Scientists are releasing gases and fluorescent particles into Boston's subway tunnels on Friday to study how toxic chemicals and lethal biological agents could spread through the nation's oldest subway system in a terrorist attack.

It's part of a weeklong study commissioned by the U.S. Department of Homeland Security to figure out ways to quickly minimize the impact of an airborne assault on the nation's 15 subway systems and protect the nation's infrastructure. U.S. subway systems include 810 miles of track in tunnels and accounted for about 3.45 billion trips taken last year, according to the American Public Transportation Association.

The scientists are monitoring concentration of the gases -- which are invisible to the naked eye and nontoxic -- and particles as they move throughout the system and then up into the streets above, pushed by turbulence created by trains thundering through the tunnels. Researchers use electronic devices to take air samples at more than 20 Massachusetts Bay Transportation Authority stations and in subway cars.

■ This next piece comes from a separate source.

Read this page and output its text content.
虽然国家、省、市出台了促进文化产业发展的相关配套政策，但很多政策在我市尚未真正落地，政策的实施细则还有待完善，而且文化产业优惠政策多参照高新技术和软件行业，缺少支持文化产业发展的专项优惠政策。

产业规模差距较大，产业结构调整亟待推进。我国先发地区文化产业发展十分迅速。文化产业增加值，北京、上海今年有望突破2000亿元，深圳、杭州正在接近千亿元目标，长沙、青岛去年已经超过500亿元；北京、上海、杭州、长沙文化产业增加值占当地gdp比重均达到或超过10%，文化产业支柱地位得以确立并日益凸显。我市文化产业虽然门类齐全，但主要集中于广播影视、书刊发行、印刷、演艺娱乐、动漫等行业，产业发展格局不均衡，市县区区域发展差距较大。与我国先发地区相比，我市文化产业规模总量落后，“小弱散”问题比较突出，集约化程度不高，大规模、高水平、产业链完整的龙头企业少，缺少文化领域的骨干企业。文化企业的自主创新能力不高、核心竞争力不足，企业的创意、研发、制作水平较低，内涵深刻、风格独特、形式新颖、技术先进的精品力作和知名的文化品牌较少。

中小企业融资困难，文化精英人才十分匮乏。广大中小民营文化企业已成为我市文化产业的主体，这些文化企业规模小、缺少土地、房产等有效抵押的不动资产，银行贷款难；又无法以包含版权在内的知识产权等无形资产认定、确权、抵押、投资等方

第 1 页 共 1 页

Test results will be used to craft ways to quickly detect an attack so authorities can shut down subways to limit the spread of contaminants.

Federal officials say similar tests were conducted in 2008 in the Washington, D.C., area, serving as an excellent contrast to the Boston study. The Massachusetts subway system, which opened its first tunnels in 1897, is poorly ventilated, while Washington's is relatively modern and well-ventilated, DHS officials said.

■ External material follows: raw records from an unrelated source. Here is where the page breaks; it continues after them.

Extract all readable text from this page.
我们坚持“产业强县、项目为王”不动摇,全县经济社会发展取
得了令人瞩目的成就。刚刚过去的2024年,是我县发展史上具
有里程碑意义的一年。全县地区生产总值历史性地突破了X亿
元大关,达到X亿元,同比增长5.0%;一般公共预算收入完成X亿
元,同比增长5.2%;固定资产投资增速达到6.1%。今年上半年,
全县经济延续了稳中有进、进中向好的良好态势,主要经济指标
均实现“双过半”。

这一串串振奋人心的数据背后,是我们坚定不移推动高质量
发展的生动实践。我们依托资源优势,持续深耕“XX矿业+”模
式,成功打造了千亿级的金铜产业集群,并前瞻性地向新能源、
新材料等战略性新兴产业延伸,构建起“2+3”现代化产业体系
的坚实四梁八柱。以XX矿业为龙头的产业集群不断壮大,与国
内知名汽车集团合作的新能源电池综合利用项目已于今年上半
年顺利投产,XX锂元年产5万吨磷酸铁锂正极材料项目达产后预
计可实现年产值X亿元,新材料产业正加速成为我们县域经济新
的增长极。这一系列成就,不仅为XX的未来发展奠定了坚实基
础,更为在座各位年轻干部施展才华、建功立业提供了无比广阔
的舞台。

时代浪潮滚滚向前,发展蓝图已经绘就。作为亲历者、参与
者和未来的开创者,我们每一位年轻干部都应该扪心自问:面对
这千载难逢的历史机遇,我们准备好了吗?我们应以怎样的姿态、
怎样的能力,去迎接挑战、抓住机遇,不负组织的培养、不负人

Abel Girmai, an aspiring actor from Cambridge who rode Boston's Red Line on Friday, said he thinks about the possibility of an attack "all the time" and supports studying how a biological attack would play out in the subway system.

"Anything that has to do with security, I'm with it," Girmai said.

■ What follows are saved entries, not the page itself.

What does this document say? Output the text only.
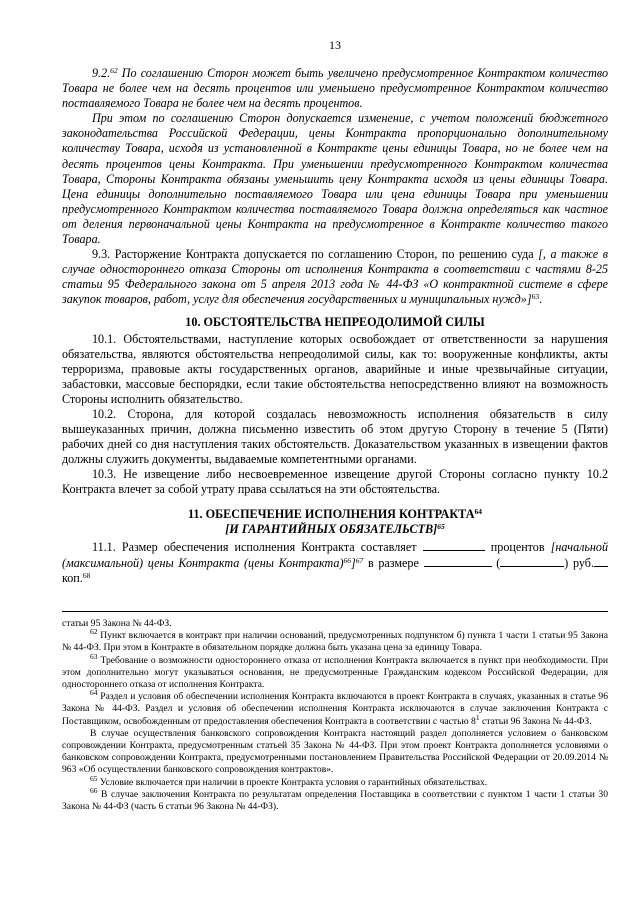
13

9.2.62 По соглашению Сторон может быть увеличено предусмотренное Контрактом количество Товара не более чем на десять процентов или уменьшено предусмотренное Контрактом количество поставляемого Товара не более чем на десять процентов.

При этом по соглашению Сторон допускается изменение, с учетом положений бюджетного законодательства Российской Федерации, цены Контракта пропорционально дополнительному количеству Товара, исходя из установленной в Контракте цены единицы Товара, но не более чем на десять процентов цены Контракта. При уменьшении предусмотренного Контрактом количества Товара, Стороны Контракта обязаны уменьшить цену Контракта исходя из цены единицы Товара. Цена единицы дополнительно поставляемого Товара или цена единицы Товара при уменьшении предусмотренного Контрактом количества поставляемого Товара должна определяться как частное от деления первоначальной цены Контракта на предусмотренное в Контракте количество такого Товара.

9.3. Расторжение Контракта допускается по соглашению Сторон, по решению суда [, а также в случае одностороннего отказа Стороны от исполнения Контракта в соответствии с частями 8-25 статьи 95 Федерального закона от 5 апреля 2013 года № 44-ФЗ «О контрактной системе в сфере закупок товаров, работ, услуг для обеспечения государственных и муниципальных нужд»]$^{63}$.

10. ОБСТОЯТЕЛЬСТВА НЕПРЕОДОЛИМОЙ СИЛЫ

10.1. Обстоятельствами, наступление которых освобождает от ответственности за нарушения обязательства, являются обстоятельства непреодолимой силы, как то: вооруженные конфликты, акты терроризма, правовые акты государственных органов, аварийные и иные чрезвычайные ситуации, забастовки, массовые беспорядки, если такие обстоятельства непосредственно влияют на возможность Стороны исполнить обязательство.

10.2. Сторона, для которой создалась невозможность исполнения обязательств в силу вышеуказанных причин, должна письменно известить об этом другую Сторону в течение 5 (Пяти) рабочих дней со дня наступления таких обстоятельств. Доказательством указанных в извещении фактов должны служить документы, выдаваемые компетентными органами.

10.3. Не извещение либо несвоевременное извещение другой Стороны согласно пункту 10.2 Контракта влечет за собой утрату права ссылаться на эти обстоятельства.

11. ОБЕСПЕЧЕНИЕ ИСПОЛНЕНИЯ КОНТРАКТА$^{64}$
[И ГАРАНТИЙНЫХ ОБЯЗАТЕЛЬСТВ]$^{65}$

11.1. Размер обеспечения исполнения Контракта составляет	процентов [начальной (максимальной) цены Контракта (цены Контракта)$^{66}$]$^{67}$ в размере	(	) руб. коп.$^{68}$

статьи 95 Закона № 44-ФЗ.

$^{62}$ Пункт включается в контракт при наличии оснований, предусмотренных подпунктом б) пункта 1 части 1 статьи 95 Закона № 44-ФЗ. При этом в Контракте в обязательном порядке должна быть указана цена за единицу Товара.

$^{63}$ Требование о возможности одностороннего отказа от исполнения Контракта включается в пункт при необходимости. При этом дополнительно могут указываться основания, не предусмотренные Гражданским кодексом Российской Федерации, для одностороннего отказа от исполнения Контракта.

$^{64}$ Раздел и условия об обеспечении исполнения Контракта включаются в проект Контракта в случаях, указанных в статье 96 Закона № 44-ФЗ. Раздел и условия об обеспечении исполнения Контракта исключаются в случае заключения Контракта с Поставщиком, освобожденным от предоставления обеспечения Контракта в соответствии с частью $8^1$ статьи 96 Закона № 44-ФЗ.

В случае осуществления банковского сопровождения Контракта настоящий раздел дополняется условием о банковском сопровождении Контракта, предусмотренным статьей 35 Закона № 44-ФЗ. При этом проект Контракта дополняется условиями о банковском сопровождении Контракта, предусмотренными постановлением Правительства Российской Федерации от 20.09.2014 № 963 «Об осуществлении банковского сопровождения контрактов».

$^{65}$ Условие включается при наличии в проекте Контракта условия о гарантийных обязательствах.

$^{66}$ В случае заключения Контракта по результатам определения Поставщика в соответствии с пунктом 1 части 1 статьи 30 Закона № 44-ФЗ (часть 6 статьи 96 Закона № 44-ФЗ).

"I think at certain times, we do get in a comfort zone. Americans are like that. We don't think something like that will happen, but we have to get out of that mode."

Donna Derochers, a legal secretary from Halifax, said she wasn't thrilled with the idea of the study.

"It's scary because you are going to find out what could actually happen. You might not want to know," she said. "You may not want to ride the 'T' ever again."

Though the study focuses on the deliberate release of chemical or biological agents, it also will help researchers understand airflow characteristics for smoke or unintentional spills of chemicals or fuels, DHS said in a statement.

The potency of a chemical or biological attack on underground tunnels was demonstrated in 1995, when a Japanese cult used the deadly sarin nerve gas to attack the Tokyo subway system, killing 12 people and injuring hundreds of others.

In the U.S., authorities thwarted an al-Qaida-sponsored plot to carry out three coordinated suicide bombing attacks on New York City subways last September.

"The MBTA is working closely with our federal partners in order to make the transit system as safe as possible," MBTA Transit Police Chief Paul MacMillan said.

Physicists and engineers specializing in aerosol physics conducted similar tests in Boston about eight months ago. The tests are being done in both winter and summer months because temperatures and humidity can affect the movement of airborne contaminants, said Teresa Lustig, program manager at the DHS's Science and Technology Directorate.

This time, officials are also testing the effectiveness of some of the proposed strategies crafted after scientists analyzed the initial tests, Lustig said.

In both studies, researchers released plumes of sulfur hexafluoride, a common tracer gas used for indoor and outdoor air testing, and perfluorocarbon gas, which is used in eye surgery and other medical applications.

The study involves 30 researchers from: Argonne, Ill.-based National Laboratory, Berkeley, Calif.-based Lawrence Berkeley National Laboratory, Arlington, Va.-based ICx Technologies, Defence Science and Technology Laboratory of the United Kingdom and Chemistry Centre of Perth, western Australia.